Las pequeñas historias de Juan Santana:
LOS DOS AMIGOS
Permitan
que siga con mi política de no decir los nombres de los protagonistas, porque
ya no están entre nosotros, siendo muy conocidos en el pueblo, aunque los dos
procedían de Agüimes.
A
su jubilación vino el tiempo libre, el cual ocupaban con sus conversaciones,
sentados al frescor del antiguo Chalet, situado donde está hoy la sede de
Protección civil, en un banco de cemento.
Luego
daban unos paseos por el pueblo, intentando siempre estar entretenidos.
Uno
de ellos era de complexión fuerte y más alto que su amigo, el cual era delgado
y de baja estatura.
El
más alto tenía unas respuestas para todo y no se callaba ante ninguna
afirmación que no le gustara.
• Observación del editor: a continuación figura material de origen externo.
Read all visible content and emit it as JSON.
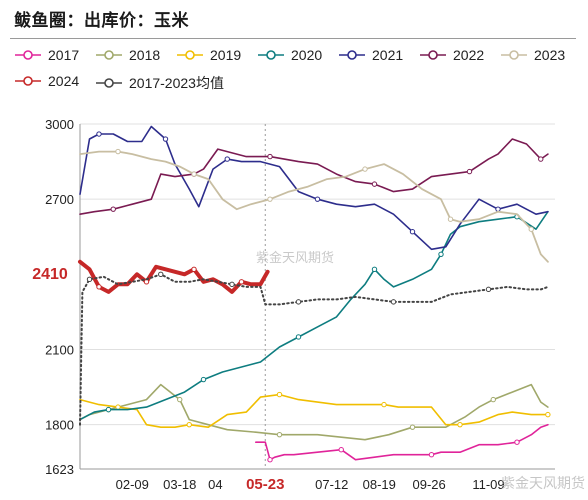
{
  "page": {
    "title": "鲅鱼圈：出库价：玉米",
    "watermark_center": "紫金天风期货",
    "watermark_corner": "紫金天风期货"
  },
  "chart_data": {
    "type": "line",
    "title": "鲅鱼圈：出库价：玉米",
    "ylim": [
      1623,
      3000
    ],
    "y_ticks": [
      {
        "label": "3000",
        "value": 3000
      },
      {
        "label": "2700",
        "value": 2700
      },
      {
        "label": "2100",
        "value": 2100
      },
      {
        "label": "1800",
        "value": 1800
      },
      {
        "label": "1623",
        "value": 1623
      }
    ],
    "x_ticks": [
      {
        "label": "02-09",
        "value": 0.11
      },
      {
        "label": "03-18",
        "value": 0.21
      },
      {
        "label": "04",
        "value": 0.285
      },
      {
        "label": "05-23",
        "value": 0.39
      },
      {
        "label": "07-12",
        "value": 0.53
      },
      {
        "label": "08-19",
        "value": 0.63
      },
      {
        "label": "09-26",
        "value": 0.735
      },
      {
        "label": "11-09",
        "value": 0.86
      }
    ],
    "highlight_x": {
      "label": "05-23",
      "value": 0.39
    },
    "latest_label": {
      "text": "2410",
      "value": 2410
    },
    "grid": "horizontal",
    "legend": "top",
    "series": [
      {
        "name": "2017",
        "color": "#e0249a",
        "style": "solid",
        "width": 1.6,
        "x": [
          0.37,
          0.39,
          0.4,
          0.41,
          0.43,
          0.45,
          0.5,
          0.55,
          0.58,
          0.62,
          0.66,
          0.7,
          0.74,
          0.76,
          0.8,
          0.84,
          0.88,
          0.92,
          0.95,
          0.97,
          0.985
        ],
        "y": [
          1730,
          1730,
          1660,
          1670,
          1680,
          1680,
          1690,
          1700,
          1660,
          1670,
          1680,
          1680,
          1680,
          1690,
          1690,
          1720,
          1720,
          1730,
          1760,
          1790,
          1800
        ]
      },
      {
        "name": "2018",
        "color": "#a0a86a",
        "style": "solid",
        "width": 1.6,
        "x": [
          0.0,
          0.02,
          0.06,
          0.1,
          0.14,
          0.17,
          0.19,
          0.21,
          0.23,
          0.27,
          0.31,
          0.37,
          0.42,
          0.5,
          0.55,
          0.6,
          0.65,
          0.7,
          0.73,
          0.77,
          0.81,
          0.84,
          0.87,
          0.91,
          0.95,
          0.97,
          0.985
        ],
        "y": [
          1820,
          1840,
          1860,
          1880,
          1900,
          1960,
          1930,
          1900,
          1820,
          1800,
          1780,
          1770,
          1760,
          1760,
          1750,
          1740,
          1760,
          1790,
          1790,
          1790,
          1830,
          1870,
          1900,
          1930,
          1960,
          1890,
          1870
        ]
      },
      {
        "name": "2019",
        "color": "#f0be00",
        "style": "solid",
        "width": 1.6,
        "x": [
          0.0,
          0.04,
          0.08,
          0.12,
          0.14,
          0.17,
          0.2,
          0.23,
          0.27,
          0.31,
          0.35,
          0.38,
          0.42,
          0.46,
          0.5,
          0.54,
          0.6,
          0.64,
          0.67,
          0.71,
          0.74,
          0.77,
          0.8,
          0.84,
          0.88,
          0.91,
          0.95,
          0.985
        ],
        "y": [
          1900,
          1880,
          1870,
          1860,
          1800,
          1790,
          1790,
          1800,
          1790,
          1840,
          1850,
          1910,
          1920,
          1900,
          1890,
          1880,
          1880,
          1880,
          1870,
          1870,
          1870,
          1800,
          1800,
          1810,
          1840,
          1850,
          1840,
          1840
        ]
      },
      {
        "name": "2020",
        "color": "#0e7d80",
        "style": "solid",
        "width": 1.6,
        "x": [
          0.0,
          0.03,
          0.06,
          0.1,
          0.14,
          0.18,
          0.22,
          0.26,
          0.3,
          0.34,
          0.38,
          0.42,
          0.46,
          0.5,
          0.54,
          0.57,
          0.6,
          0.62,
          0.64,
          0.66,
          0.7,
          0.74,
          0.76,
          0.78,
          0.8,
          0.84,
          0.88,
          0.92,
          0.96,
          0.985
        ],
        "y": [
          1820,
          1850,
          1860,
          1860,
          1870,
          1900,
          1930,
          1980,
          2010,
          2030,
          2050,
          2110,
          2150,
          2190,
          2230,
          2300,
          2360,
          2420,
          2380,
          2350,
          2380,
          2420,
          2480,
          2560,
          2590,
          2610,
          2620,
          2630,
          2580,
          2650
        ]
      },
      {
        "name": "2021",
        "color": "#2d2d8c",
        "style": "solid",
        "width": 1.6,
        "x": [
          0.0,
          0.02,
          0.04,
          0.07,
          0.1,
          0.13,
          0.15,
          0.18,
          0.2,
          0.23,
          0.25,
          0.28,
          0.31,
          0.34,
          0.38,
          0.42,
          0.46,
          0.5,
          0.54,
          0.58,
          0.62,
          0.66,
          0.7,
          0.74,
          0.77,
          0.8,
          0.84,
          0.88,
          0.92,
          0.96,
          0.985
        ],
        "y": [
          2720,
          2940,
          2960,
          2960,
          2930,
          2930,
          2990,
          2940,
          2840,
          2740,
          2670,
          2820,
          2860,
          2850,
          2850,
          2830,
          2730,
          2700,
          2680,
          2670,
          2680,
          2640,
          2570,
          2500,
          2510,
          2600,
          2700,
          2660,
          2680,
          2640,
          2650
        ]
      },
      {
        "name": "2022",
        "color": "#7a1b52",
        "style": "solid",
        "width": 1.6,
        "x": [
          0.0,
          0.03,
          0.07,
          0.11,
          0.15,
          0.17,
          0.2,
          0.24,
          0.26,
          0.29,
          0.31,
          0.35,
          0.4,
          0.46,
          0.5,
          0.54,
          0.58,
          0.62,
          0.66,
          0.7,
          0.74,
          0.78,
          0.82,
          0.86,
          0.88,
          0.91,
          0.94,
          0.97,
          0.985
        ],
        "y": [
          2640,
          2650,
          2660,
          2680,
          2700,
          2800,
          2790,
          2800,
          2820,
          2900,
          2890,
          2870,
          2870,
          2850,
          2840,
          2800,
          2770,
          2760,
          2730,
          2740,
          2790,
          2800,
          2810,
          2860,
          2880,
          2940,
          2920,
          2860,
          2880
        ]
      },
      {
        "name": "2023",
        "color": "#c8bea2",
        "style": "solid",
        "width": 1.8,
        "x": [
          0.0,
          0.04,
          0.08,
          0.11,
          0.15,
          0.18,
          0.21,
          0.24,
          0.27,
          0.3,
          0.33,
          0.36,
          0.4,
          0.44,
          0.48,
          0.52,
          0.56,
          0.6,
          0.64,
          0.68,
          0.72,
          0.76,
          0.78,
          0.8,
          0.84,
          0.88,
          0.92,
          0.95,
          0.97,
          0.985
        ],
        "y": [
          2880,
          2890,
          2890,
          2880,
          2860,
          2850,
          2830,
          2800,
          2780,
          2700,
          2660,
          2680,
          2700,
          2730,
          2750,
          2780,
          2790,
          2820,
          2840,
          2800,
          2740,
          2700,
          2620,
          2610,
          2620,
          2650,
          2640,
          2580,
          2480,
          2450
        ]
      },
      {
        "name": "2024",
        "color": "#c62828",
        "style": "solid",
        "width": 4,
        "x": [
          0.0,
          0.02,
          0.04,
          0.06,
          0.08,
          0.1,
          0.12,
          0.14,
          0.16,
          0.18,
          0.2,
          0.22,
          0.24,
          0.26,
          0.28,
          0.3,
          0.32,
          0.34,
          0.36,
          0.38,
          0.395
        ],
        "y": [
          2450,
          2420,
          2350,
          2330,
          2360,
          2360,
          2400,
          2370,
          2430,
          2420,
          2410,
          2400,
          2420,
          2370,
          2380,
          2360,
          2330,
          2370,
          2360,
          2360,
          2410
        ]
      },
      {
        "name": "2017-2023均值",
        "color": "#444444",
        "style": "dotted",
        "width": 2,
        "x": [
          0.0,
          0.005,
          0.02,
          0.05,
          0.08,
          0.11,
          0.14,
          0.17,
          0.2,
          0.23,
          0.26,
          0.29,
          0.32,
          0.35,
          0.38,
          0.39,
          0.42,
          0.46,
          0.5,
          0.54,
          0.58,
          0.62,
          0.66,
          0.7,
          0.74,
          0.78,
          0.82,
          0.86,
          0.9,
          0.94,
          0.97,
          0.985
        ],
        "y": [
          1800,
          2330,
          2380,
          2390,
          2360,
          2370,
          2380,
          2400,
          2370,
          2370,
          2380,
          2370,
          2360,
          2350,
          2350,
          2280,
          2280,
          2290,
          2300,
          2300,
          2310,
          2300,
          2290,
          2290,
          2290,
          2320,
          2330,
          2340,
          2350,
          2340,
          2340,
          2350
        ]
      }
    ]
  }
}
Prueba de ello es que en una ocasión, paseando a
su perro, escuchó a un hombre, que por su acento no podía negar que era de la
península, decir lo siguiente: ¡Mira que hay perros en este pueblo!
El
que paseaba a su perro, sin pensarlo un segundo y dirigiéndose a él le dijo: ¡Y
mira la cantidad de peninsulares que ha invadido este pueblo!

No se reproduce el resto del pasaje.